Si l’on n’évite pas ce piège, les portefeuilles sont systématiquement biaisés puisque les sélections favorisent tantôt un style, tantôt l’autre et ce, souvent juste avant un changement.  Par exemple, pendant la bulle techologique, les pires fonds de “croissance” battaient les meilleurs fonds “valeur”.  Résultats, les portefeuilles construits fin 1999, étaient surexposés dans ce style, ont durement payé le prix puisque le style “valeur” a dominé en 2000 et 2001.

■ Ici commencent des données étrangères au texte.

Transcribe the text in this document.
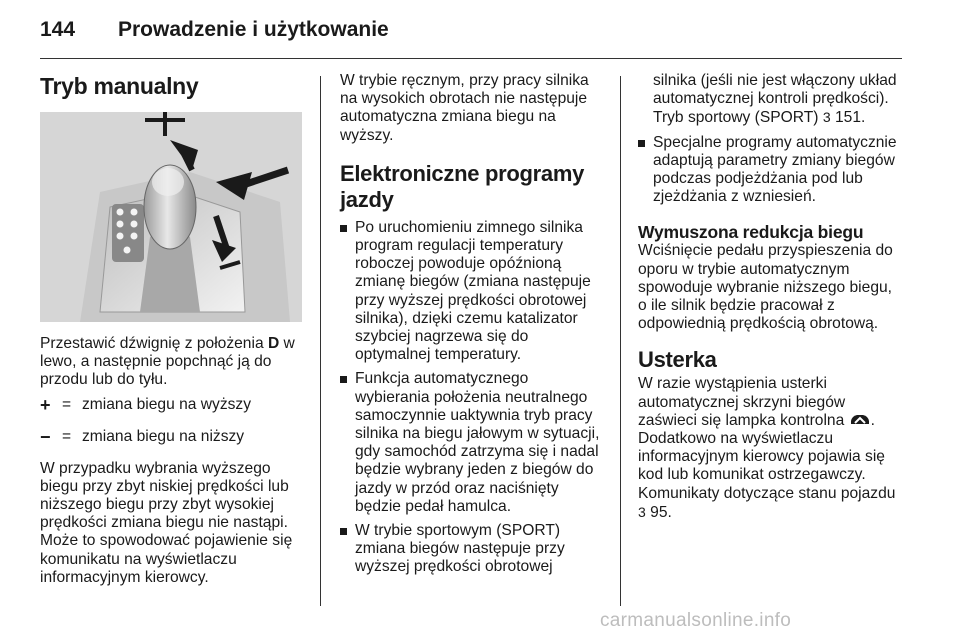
144 Prowadzenie i użytkowanie
Tryb manualny

Przestawić dźwignię z położenia D w lewo, a następnie popchnąć ją do przodu lub do tyłu.

+ = zmiana biegu na wyższy
− = zmiana biegu na niższy

W przypadku wybrania wyższego biegu przy zbyt niskiej prędkości lub niższego biegu przy zbyt wysokiej prędkości zmiana biegu nie nastąpi. Może to spowodować pojawienie się komunikatu na wyświetlaczu informacyjnym kierowcy.

W trybie ręcznym, przy pracy silnika na wysokich obrotach nie następuje automatyczna zmiana biegu na wyższy.

Elektroniczne programy jazdy
Po uruchomieniu zimnego silnika program regulacji temperatury roboczej powoduje opóźnioną zmianę biegów (zmiana następuje przy wyższej prędkości obrotowej silnika), dzięki czemu katalizator szybciej nagrzewa się do optymalnej temperatury.
Funkcja automatycznego wybierania położenia neutralnego samoczynnie uaktywnia tryb pracy silnika na biegu jałowym w sytuacji, gdy samochód zatrzyma się i nadal będzie wybrany jeden z biegów do jazdy w przód oraz naciśnięty będzie pedał hamulca.
W trybie sportowym (SPORT) zmiana biegów następuje przy wyższej prędkości obrotowej
silnika (jeśli nie jest włączony układ automatycznej kontroli prędkości). Tryb sportowy (SPORT) 3 151.
Specjalne programy automatycznie adaptują parametry zmiany biegów podczas podjeżdżania pod lub zjeżdżania z wzniesień.
Wymuszona redukcja biegu

Wciśnięcie pedału przyspieszenia do oporu w trybie automatycznym spowoduje wybranie niższego biegu, o ile silnik będzie pracował z odpowiednią prędkością obrotową.

Usterka

W razie wystąpienia usterki automatycznej skrzyni biegów zaświeci się lampka kontrolna . Dodatkowo na wyświetlaczu informacyjnym kierowcy pojawia się kod lub komunikat ostrzegawczy. Komunikaty dotyczące stanu pojazdu 3 95.

carmanualsonline.info
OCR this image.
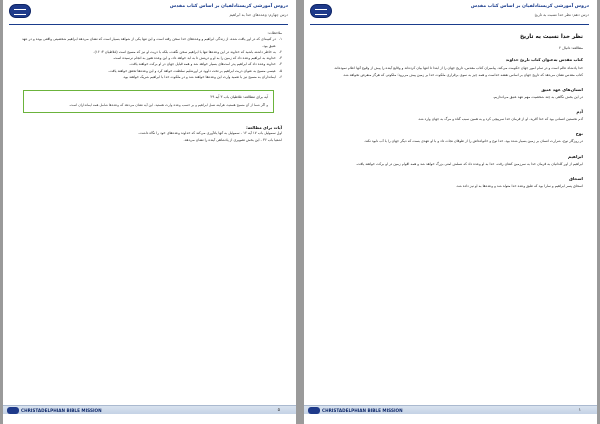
دروس آموزشی کریستادلفیان بر اساس کتاب مقدس
درس چهارم: وعده‌های خدا به ابراهیم
ملاحظات:
۱-
در کتیبه‌ای که در اور یافت شده، از زندگی ابراهیم و وعده‌های خدا سخن رفته است و این تنها یکی از شواهد بسیار است که نشان می‌دهد ابراهیم شخصیتی واقعی بوده و در عهد عتیق بود.
۲-
به خاطر داشته باشید که خداوند در این وعده‌ها تنها با ابراهیم سخن نگفت، بلکه با ذریت او نیز که مسیح است (غلاطیان ۳: ۱۶).
۳-
خداوند به ابراهیم وعده داد که زمین را به او و ذریتش تا به ابد خواهد داد، و این وعده هنوز به انجام نرسیده است.
۴-
خداوند وعده داد که ابراهیم پدر امت‌های بسیار خواهد شد و همه قبایل جهان در او برکت خواهند یافت.
۵-
عیسی مسیح به عنوان ذریت ابراهیم بر تخت داوود در اورشلیم سلطنت خواهد کرد و این وعده‌ها تحقق خواهند یافت.
۶-
ایمانداران به مسیح نیز با تعمید وارث این وعده‌ها خواهند شد و در ملکوت خدا با ابراهیم شریک خواهند بود.
آیه برای مطالعه: غلاطیان باب ۳ آیه ۲۹
و اگر شما از آنِ مسیح هستید، هرآینه نسل ابراهیم و بر حسب وعده وارث هستید. این آیه نشان می‌دهد که وعده‌ها شامل همه ایمانداران است.
آیات برای مطالعه:
اول سموئیل باب ۱۷ آیه ۱۲ - سموئیل به آنها یادآوری می‌کند که خداوند وعده‌های خود را نگاه داشت.
اشعیا باب ۳۶ - این بخش تصویری از پادشاهی آینده را نشان می‌دهد.
CHRISTADELPHIAN BIBLE MISSION	۵
دروس آموزشی کریستادلفیان بر اساس کتاب مقدس
درس دهم: نظر خدا نسبت به تاریخ
نظر خدا نسبت به تاریخ
مطالعه: دانیال ۲
کتاب مقدس به‌عنوان کتاب تاریخ خداوند
خدا پادشاه عالم است و در تمام امور جهان حکومت می‌کند. پیامبران کتاب مقدس، تاریخ جهان را از ابتدا تا انتها بیان کرده‌اند و وقایع آینده را پیش از وقوع آنها اعلام نموده‌اند.
کتاب مقدس نشان می‌دهد که تاریخ جهان بر اساس نقشه خداست و همه چیز به سوی برقراری ملکوت خدا بر زمین پیش می‌رود؛ ملکوتی که هرگز منقرض نخواهد شد.
انسان‌های عهد عتیق
در این بخش نگاهی به چند شخصیت مهم عهد عتیق می‌اندازیم.
آدم
آدم نخستین انسانی بود که خدا آفرید. او از فرمان خدا سرپیچی کرد و به همین سبب گناه و مرگ به جهان وارد شد.
نوح
در روزگار نوح، شرارت انسان بر زمین بسیار شده بود. خدا نوح و خانواده‌اش را از طوفان نجات داد و با او عهدی بست که دیگر جهان را با آب نابود نکند.
ابراهیم
ابراهیم از اور کلدانیان به فرمان خدا به سرزمین کنعان رفت. خدا به او وعده داد که نسلش امتی بزرگ خواهد شد و همه اقوام زمین در او برکت خواهند یافت.
اسحاق
اسحاق پسر ابراهیم و سارا بود که طبق وعده خدا متولد شد و وعده‌ها به او نیز داده شد.
CHRISTADELPHIAN BIBLE MISSION	۱
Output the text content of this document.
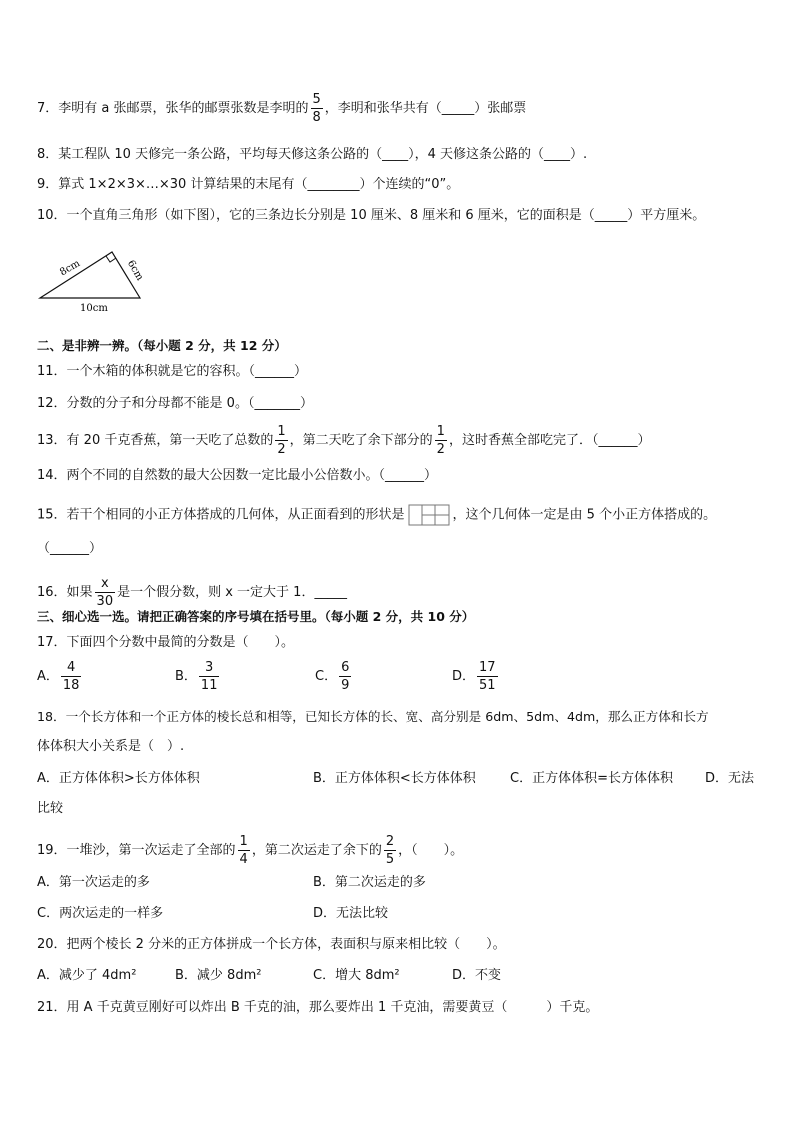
7．李明有 a 张邮票，张华的邮票张数是李明的 $\frac{5}{8}$ ，李明和张华共有（_____）张邮票
8．某工程队 10 天修完一条公路，平均每天修这条公路的（____），4 天修这条公路的（____）.
9．算式 1×2×3×…×30 计算结果的末尾有（________）个连续的“0”。
10．一个直角三角形（如下图），它的三条边长分别是 10 厘米、8 厘米和 6 厘米，它的面积是（_____）平方厘米。
8cm	6cm
10cm
二、是非辨一辨。（每小题 2 分，共 12 分）
11．一个木箱的体积就是它的容积。（______）
12．分数的分子和分母都不能是 0。（_______）
13．有 20 千克香蕉，第一天吃了总数的 $\frac{1}{2}$ ，第二天吃了余下部分的 $\frac{1}{2}$ ，这时香蕉全部吃完了．（______）
14．两个不同的自然数的最大公因数一定比最小公倍数小。（______）
15．若干个相同的小正方体搭成的几何体，从正面看到的形状是	，这个几何体一定是由 5 个小正方体搭成的。
（______）
16．如果 $\frac{x}{30}$ 是一个假分数，则 x 一定大于 1．_____
三、细心选一选。请把正确答案的序号填在括号里。（每小题 2 分，共 10 分）
17．下面四个分数中最简的分数是（　　）。
A． $\frac{4}{18}$	B． $\frac{3}{11}$	C． $\frac{6}{9}$	D． $\frac{17}{51}$
18．一个长方体和一个正方体的棱长总和相等，已知长方体的长、宽、高分别是 6dm、5dm、4dm，那么正方体和长方
体体积大小关系是（　）.
A．正方体体积>长方体体积	B．正方体体积<长方体体积	C．正方体体积=长方体体积 D．无法
比较
19．一堆沙，第一次运走了全部的 $\frac{1}{4}$ ，第二次运走了余下的 $\frac{2}{5}$ ，（　　）。
A．第一次运走的多	B．第二次运走的多
C．两次运走的一样多	D．无法比较
20．把两个棱长 2 分米的正方体拼成一个长方体，表面积与原来相比较（　　）。
A．减少了 4dm²	B．减少 8dm²	C．增大 8dm²	D．不变
21．用 A 千克黄豆刚好可以炸出 B 千克的油，那么要炸出 1 千克油，需要黄豆（　　　）千克。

Pour bâtir des portefeuilles non-biaisés, nous recommandons de regrouper les gestionnaires selon leurs styles: Valeur, Croissance ou Mixte. L’indice de référence doit aussi être ajusté. Pour qu’un indice soit pertinent, son contenu doit refléter le mandat, la stratégie de placement.  Alors, pour chacun des groupes, nous utiliserons l’indice de style correspondant (ex: MSCI Canada Croissance, MSCI Canada Valeur, Etc…) pour calculer la valeur ajoutée d’un gestionnaire et déterminer son classement parmi ses pairs.

Piège #4: Les différentes séries

Les sociétés de fonds communs de placement offrent généralement leurs produits en plusieurs séries.  Ces séries, identifiées par une lettre (A,B,C,F,I,T,W, etc…) s’adressent à différents types d’investisseurs.  On compte par exemple: la série de fonds destinés aux investisseurs individuels, la série de fonds à frais réduits, la série de fonds à honoraires, la série de fonds destinés aux investisseurs institutionnels et aux investisseurs à valeur nette élevée, etc… Les investisseurs de chaque série doivent satisfaire à des exigences minimales de placement et d’admissibilité et présentent une structure de frais conséquente. Puisque ces frais réduisent le rendement sur l’argent investi dans un fonds commun de placement, les rendements nets de chaque série seront différents. Comme les systèmes de cotations ne font pas de distinction entre les différentes séries, le même produit aura une cote différente selon la série observée. 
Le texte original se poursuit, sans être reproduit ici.